Lacroix, the brand consultant, said re-launching brands comes down to a three-point playbook: ensuring the product and vision are relevant, defining the customer experience, and nailing basic operations before scaling.
“The risk is that they’ve been out of the market while a lot has changed — in technology, consumer trends and behavior,” he said. “They’re doing the right thing by scaling slowly and making sure that when they hit the market — and potentially scale to multiple stores — the model is baked.”
Andi Rosenstein sees the brand as a bit more edgy and elevated than typical athleisure, with ankle-length cardigans and lacy and stud accents.
But it features the same soft fleece and high-quality fabrics from the same supplier the brand has worked with for over 30 years. She said Fitigues will continue to roll out men’s, women’s and kids’ collections, with her younger son Luke contributing to design on the men’s side.
“Obviously, dressing casual and comfortable is something that’s here to stay — it’s not going anywhere.

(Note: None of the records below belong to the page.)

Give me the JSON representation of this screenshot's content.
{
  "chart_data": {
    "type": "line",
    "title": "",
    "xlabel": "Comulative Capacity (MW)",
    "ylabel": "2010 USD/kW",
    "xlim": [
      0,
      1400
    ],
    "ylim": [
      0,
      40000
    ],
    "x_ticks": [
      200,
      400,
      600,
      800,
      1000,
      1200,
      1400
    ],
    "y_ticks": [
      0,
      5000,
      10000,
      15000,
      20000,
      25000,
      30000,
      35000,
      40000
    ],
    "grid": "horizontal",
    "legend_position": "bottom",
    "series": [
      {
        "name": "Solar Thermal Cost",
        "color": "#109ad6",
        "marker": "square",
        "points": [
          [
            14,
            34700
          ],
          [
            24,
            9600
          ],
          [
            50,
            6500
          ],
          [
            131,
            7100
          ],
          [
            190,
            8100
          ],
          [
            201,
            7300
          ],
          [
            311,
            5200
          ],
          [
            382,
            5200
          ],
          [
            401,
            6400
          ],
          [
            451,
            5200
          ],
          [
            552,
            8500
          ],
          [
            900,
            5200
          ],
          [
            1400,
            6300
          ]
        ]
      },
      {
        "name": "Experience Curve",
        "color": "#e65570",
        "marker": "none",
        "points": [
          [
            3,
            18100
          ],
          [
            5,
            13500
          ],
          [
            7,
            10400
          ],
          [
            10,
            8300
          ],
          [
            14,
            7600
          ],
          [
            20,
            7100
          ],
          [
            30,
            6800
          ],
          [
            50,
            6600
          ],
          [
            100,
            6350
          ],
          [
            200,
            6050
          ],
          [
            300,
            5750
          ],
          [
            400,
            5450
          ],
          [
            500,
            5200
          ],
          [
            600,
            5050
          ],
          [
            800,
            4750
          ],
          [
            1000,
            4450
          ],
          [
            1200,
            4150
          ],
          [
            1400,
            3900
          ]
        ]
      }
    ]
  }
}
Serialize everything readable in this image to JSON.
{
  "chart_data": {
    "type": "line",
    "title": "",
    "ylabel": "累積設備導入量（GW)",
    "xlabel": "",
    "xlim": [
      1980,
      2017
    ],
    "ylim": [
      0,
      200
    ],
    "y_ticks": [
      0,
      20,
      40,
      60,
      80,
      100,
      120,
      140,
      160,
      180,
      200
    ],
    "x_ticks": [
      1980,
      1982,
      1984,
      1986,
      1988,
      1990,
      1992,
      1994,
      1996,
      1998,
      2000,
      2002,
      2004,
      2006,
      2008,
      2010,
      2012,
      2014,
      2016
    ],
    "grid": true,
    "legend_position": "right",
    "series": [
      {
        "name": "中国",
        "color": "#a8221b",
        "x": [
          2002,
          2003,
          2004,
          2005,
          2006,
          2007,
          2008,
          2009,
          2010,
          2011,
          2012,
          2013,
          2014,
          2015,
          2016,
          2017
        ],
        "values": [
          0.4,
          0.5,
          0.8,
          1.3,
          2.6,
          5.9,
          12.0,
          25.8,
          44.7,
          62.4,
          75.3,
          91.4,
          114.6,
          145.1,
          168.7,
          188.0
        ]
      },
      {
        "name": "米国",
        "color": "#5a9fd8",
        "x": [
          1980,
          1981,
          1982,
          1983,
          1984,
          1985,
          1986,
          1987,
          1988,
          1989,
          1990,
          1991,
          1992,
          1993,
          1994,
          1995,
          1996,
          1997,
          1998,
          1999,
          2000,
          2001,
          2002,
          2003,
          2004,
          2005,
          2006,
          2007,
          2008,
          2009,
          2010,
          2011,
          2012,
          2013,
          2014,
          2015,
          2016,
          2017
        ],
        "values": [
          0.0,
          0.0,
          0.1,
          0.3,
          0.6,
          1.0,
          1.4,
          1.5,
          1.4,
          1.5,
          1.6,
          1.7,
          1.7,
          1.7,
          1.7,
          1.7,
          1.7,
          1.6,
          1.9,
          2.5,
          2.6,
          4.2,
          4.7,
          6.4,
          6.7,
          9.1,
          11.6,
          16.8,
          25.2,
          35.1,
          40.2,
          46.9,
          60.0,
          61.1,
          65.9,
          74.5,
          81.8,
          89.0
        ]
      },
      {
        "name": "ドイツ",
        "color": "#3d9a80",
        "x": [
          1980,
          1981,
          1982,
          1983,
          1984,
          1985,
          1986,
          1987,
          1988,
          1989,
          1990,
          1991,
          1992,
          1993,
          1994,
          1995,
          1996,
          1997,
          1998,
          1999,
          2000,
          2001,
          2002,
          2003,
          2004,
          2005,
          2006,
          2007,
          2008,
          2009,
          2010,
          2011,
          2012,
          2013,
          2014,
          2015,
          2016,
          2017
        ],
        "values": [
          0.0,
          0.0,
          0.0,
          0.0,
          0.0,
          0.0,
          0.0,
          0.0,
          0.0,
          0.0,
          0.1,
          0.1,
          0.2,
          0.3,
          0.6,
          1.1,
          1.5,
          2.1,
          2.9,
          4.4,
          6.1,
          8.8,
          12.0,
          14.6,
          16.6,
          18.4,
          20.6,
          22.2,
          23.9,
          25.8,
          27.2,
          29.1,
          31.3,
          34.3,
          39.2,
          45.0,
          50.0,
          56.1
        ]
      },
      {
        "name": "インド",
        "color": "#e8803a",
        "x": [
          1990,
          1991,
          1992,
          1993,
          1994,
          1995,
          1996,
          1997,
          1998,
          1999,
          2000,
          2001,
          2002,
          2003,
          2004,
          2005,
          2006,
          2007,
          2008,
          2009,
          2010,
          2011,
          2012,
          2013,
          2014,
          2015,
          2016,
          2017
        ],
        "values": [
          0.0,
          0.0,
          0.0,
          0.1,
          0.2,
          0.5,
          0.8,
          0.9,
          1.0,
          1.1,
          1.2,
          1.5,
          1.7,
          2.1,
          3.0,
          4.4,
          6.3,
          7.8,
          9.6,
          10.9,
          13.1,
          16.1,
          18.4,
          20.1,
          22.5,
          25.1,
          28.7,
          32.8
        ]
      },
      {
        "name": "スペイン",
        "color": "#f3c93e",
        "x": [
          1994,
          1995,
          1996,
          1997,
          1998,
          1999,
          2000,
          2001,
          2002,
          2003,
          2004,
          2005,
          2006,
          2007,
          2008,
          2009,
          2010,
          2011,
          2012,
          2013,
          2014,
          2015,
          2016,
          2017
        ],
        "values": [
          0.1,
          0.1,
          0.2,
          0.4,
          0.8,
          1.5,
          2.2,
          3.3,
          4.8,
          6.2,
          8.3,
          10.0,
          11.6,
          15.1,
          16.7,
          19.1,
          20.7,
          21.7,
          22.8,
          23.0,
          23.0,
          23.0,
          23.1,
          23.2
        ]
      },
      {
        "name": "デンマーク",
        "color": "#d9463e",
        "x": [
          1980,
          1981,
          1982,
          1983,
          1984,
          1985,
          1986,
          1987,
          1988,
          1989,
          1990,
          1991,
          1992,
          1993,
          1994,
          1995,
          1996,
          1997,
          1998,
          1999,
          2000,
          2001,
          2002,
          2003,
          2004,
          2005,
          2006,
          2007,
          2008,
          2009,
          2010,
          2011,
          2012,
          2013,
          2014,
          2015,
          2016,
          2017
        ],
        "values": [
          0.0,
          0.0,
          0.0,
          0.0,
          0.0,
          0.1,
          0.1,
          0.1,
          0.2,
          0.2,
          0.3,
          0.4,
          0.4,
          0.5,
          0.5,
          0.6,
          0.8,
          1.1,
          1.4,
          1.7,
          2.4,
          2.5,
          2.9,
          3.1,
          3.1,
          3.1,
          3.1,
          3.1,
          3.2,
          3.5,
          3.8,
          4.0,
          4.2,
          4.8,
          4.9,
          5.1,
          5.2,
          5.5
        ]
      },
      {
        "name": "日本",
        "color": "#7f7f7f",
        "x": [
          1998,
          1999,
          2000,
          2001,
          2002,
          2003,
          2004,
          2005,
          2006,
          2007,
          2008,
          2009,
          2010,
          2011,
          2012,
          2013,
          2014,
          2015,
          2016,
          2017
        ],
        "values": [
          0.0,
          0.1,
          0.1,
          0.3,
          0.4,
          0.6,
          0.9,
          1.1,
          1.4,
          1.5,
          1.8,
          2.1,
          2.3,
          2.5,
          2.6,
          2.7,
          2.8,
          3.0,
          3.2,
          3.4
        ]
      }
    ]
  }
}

But I think people are ready to take it up a notch,” she said.
Sprayregan, a longtime friend of the Rosensteins, attended the grand opening in Scottsdale in December. As a longtime bankruptcy attorney, he said he knows the retail industry can be tough. But, he said, he’s glad to see the Rosensteins have their brand back — and he’s also excited for more comfy gear.
“I get made fun of a lot because I keep a lot of my clothes for a long time,” he said. “I still have my Fitigues clothes, and so I was glad that there was gonna be some new stuff I could buy.”